The export sector is going to continue to play a diminishing role as domestic consumption increases. We estimate that consumer-fueled domestic consumption will account for 50% of GDP within the next five years, up from 33% today.
Myth No. 2: China has a limitless supply of cheap labor.
People may think it does, but in fact recruiting and retaining talent has been difficult for companies even during the financial crisis. Many blue-collar workers are no longer willing to labor for low wages in manufacturing hubs like Guangdong, visiting their families only once a year. They've lost the fear of going hungry, so they've gotten more selective about employment. They have far more job opportunities closer to their homes, as China's $586 billion stimulus package has propped up the economy in the poorer regions that most construction and factory workers come from.
At the white-collar level, most multinationals need to rethink their human resource strategies. Job-hopping is high, with many companies losing 20% of their employees a year. The overwhelming reason younger white-collar workers leave their jobs is not because their salaries are too low but because they see no career paths there.
Nothing demoralizes young workers more than knowing that expatriates get out-sized pay packages at places where there are no mainland Chinese senior executives. They may have Taiwanese, Hong Kong and other Chinese-speaking executives, but those don't count. Mainlanders still see them as foreigners. Many mainlanders feel, why work for Google if you can get a job with its Chinese competitor Baidu and feel there's no glass ceiling above you?
Companies need to make clear to young Chinese that they're dedicated to retaining them.
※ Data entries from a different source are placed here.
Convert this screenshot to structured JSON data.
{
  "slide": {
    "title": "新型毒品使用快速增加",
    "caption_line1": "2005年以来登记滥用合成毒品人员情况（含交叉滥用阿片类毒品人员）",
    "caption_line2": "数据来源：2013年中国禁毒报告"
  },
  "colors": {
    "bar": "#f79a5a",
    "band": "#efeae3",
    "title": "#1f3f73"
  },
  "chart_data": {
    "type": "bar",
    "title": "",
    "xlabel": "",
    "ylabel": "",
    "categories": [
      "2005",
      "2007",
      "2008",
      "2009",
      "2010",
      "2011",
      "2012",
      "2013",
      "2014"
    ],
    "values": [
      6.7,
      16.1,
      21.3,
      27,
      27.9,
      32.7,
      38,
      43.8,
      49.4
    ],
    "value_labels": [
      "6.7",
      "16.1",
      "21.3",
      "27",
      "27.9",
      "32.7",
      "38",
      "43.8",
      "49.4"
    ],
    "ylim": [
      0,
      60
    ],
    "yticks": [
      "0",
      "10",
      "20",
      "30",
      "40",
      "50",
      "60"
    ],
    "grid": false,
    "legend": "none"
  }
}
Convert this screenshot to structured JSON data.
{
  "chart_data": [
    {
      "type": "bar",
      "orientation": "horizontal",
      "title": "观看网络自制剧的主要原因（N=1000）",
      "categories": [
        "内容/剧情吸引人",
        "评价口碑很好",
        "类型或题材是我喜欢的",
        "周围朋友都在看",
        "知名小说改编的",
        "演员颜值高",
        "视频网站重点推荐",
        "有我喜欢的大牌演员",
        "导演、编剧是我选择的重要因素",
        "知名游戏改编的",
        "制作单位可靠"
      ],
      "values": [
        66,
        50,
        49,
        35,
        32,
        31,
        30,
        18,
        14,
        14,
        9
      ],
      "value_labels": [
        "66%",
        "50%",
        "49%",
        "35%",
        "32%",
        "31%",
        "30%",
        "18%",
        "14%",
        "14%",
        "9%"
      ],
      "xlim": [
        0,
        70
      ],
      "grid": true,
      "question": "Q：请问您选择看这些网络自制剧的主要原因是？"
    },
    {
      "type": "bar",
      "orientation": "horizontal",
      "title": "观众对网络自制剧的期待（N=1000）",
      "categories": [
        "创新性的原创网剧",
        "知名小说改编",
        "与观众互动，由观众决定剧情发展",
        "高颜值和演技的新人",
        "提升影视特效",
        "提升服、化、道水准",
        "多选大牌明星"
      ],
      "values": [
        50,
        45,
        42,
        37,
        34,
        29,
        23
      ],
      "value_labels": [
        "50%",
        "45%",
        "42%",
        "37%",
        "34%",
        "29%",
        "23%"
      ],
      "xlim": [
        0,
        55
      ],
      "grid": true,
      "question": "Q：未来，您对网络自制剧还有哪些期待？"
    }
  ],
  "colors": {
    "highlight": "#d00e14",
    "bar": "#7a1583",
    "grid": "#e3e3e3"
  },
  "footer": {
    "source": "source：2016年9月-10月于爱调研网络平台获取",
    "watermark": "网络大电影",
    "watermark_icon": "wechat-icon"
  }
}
They need training programs, overseas rotations and clear paths for advancement.
Myth No. 3: Connections are everything.
Too many companies hire the offspring of well-connected elders and think those connections will guarantee success.
Yes, who you know is important in China, as it is anywhere, but the economy is becoming more sophisticated. Regulations are more transparent than they were just five years ago, and in most situations you no longer need inside pull to get permits. Gone are the days when knowing the right people guaranteed riches. For most businesses, the four Ps of marketing--price, placement, product and promotion--are starting to prevail.